One of the significant tech spending during the pandemic was proctoring solutions. Now, it is hard to come by a university that isn’t using plagiarism checker tools. While it may have provided short-term solutions to the wound left by the shift to online learning, it does not address the core problem: ChatGPT is not and will not be the only AI tool that will disrupt traditional learning methods. It is happening because the way we provide ai in education to students isn’t engaging, so they will always look for an easy way out. 

The traditional ways of delivering lectures no longer engage students in the learning process. This disengagement had skyrocketed due to the pandemic. Due to the absence of physical contact in online classrooms, the constant interaction and connection between students and teachers are lost. Moreover, students have learned new disengagement behaviors such as muting themselves, turning off their cameras and skipping classes to watch the recorded lectures later. So, AI tools are bound to fill this gap and offer more engaging learning processes to students worldwide.

Though disruptions in conventional learning techniques offer an opportunity for higher education to adapt, the use of ChatGPT for learning purposes has many downsides.

Wrong Answers

As a language model, ChatGPT will invariably give incorrect responses. In some instances, it is incredibly incorrect. Andrew Ng, a computer scientist, thinks it’s “sometimes hilariously wrong.” However, because you can’t detect when ChatGPT is erroneous unless you already know the correct answer, as Arvind Narayanan points out on Twitter, ChatGPT occasionally seems to be highly confident in its responses even when they are incorrect (see below).

Training Data Limitations

ChatGPT is limited in its training data, like many other AI models. The training data biases and the lack of such data can reflect negatively on the results generated by ChatGPT. 

The model generates results that are discriminatory in nature. In one such case, ChatGPT has demonstrated unfairness regarding minorities. Therefore, when the training data is biased, the generated results will be biased. This is a challenge with almost every AI tool, and we’ll have to make amendments to ensure fairness and minimize bias in technology.
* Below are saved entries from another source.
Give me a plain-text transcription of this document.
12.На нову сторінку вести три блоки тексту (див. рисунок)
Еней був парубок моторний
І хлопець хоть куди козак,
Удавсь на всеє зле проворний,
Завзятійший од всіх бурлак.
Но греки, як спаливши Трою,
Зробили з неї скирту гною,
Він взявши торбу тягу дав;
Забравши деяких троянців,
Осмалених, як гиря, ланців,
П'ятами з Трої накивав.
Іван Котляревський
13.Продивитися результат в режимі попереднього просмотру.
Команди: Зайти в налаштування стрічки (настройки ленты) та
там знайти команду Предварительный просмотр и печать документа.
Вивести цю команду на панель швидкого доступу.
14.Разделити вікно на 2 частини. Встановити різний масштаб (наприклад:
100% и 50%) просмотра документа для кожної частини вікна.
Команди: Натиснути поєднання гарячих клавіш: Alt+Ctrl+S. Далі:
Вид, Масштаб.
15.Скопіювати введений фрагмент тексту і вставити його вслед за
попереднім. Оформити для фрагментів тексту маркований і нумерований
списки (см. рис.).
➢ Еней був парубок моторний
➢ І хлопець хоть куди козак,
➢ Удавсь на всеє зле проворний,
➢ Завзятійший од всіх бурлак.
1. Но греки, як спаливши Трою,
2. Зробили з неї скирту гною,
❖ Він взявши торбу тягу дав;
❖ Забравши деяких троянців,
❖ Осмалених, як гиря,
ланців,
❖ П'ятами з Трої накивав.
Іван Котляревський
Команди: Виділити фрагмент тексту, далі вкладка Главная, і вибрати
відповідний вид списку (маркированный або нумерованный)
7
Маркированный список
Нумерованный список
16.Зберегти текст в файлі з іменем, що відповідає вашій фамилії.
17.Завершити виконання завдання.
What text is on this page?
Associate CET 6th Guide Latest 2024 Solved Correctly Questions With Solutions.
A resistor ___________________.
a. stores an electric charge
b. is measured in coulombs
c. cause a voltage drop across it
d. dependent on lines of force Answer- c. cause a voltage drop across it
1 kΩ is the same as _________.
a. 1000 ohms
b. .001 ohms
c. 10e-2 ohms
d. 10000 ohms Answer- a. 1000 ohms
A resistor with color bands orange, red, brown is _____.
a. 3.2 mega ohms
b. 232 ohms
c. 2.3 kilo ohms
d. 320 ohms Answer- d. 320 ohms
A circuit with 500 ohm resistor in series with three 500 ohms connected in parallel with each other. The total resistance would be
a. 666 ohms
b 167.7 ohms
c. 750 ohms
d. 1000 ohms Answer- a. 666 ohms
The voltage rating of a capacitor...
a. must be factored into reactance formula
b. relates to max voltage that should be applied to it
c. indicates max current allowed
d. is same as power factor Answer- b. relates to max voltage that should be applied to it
Lack of Up-To-Date Information

ChatGPT is ill-equipped to perform tasks that require specialized knowledge, logic, and up-to-date information. Several observations demonstrate that it struggles with complicated mathematical calculations and arithmetic computations, suggesting that it hasn’t completely acquired logic. 

Likewise, such models cannot be updated the same way we update knowledge bases by updating or replacing entities. The current model of ChatGPT has the training data derived from publicly available data before 2021, thus becoming incapable of generating accurate information promptly.

Final Thoughts!

Although ChatGPT is making waves in the tech world and has displayed suitability for many meaningful cases, the limitations mentioned above raise concerns about the usage of ChatGPT for educational purposes.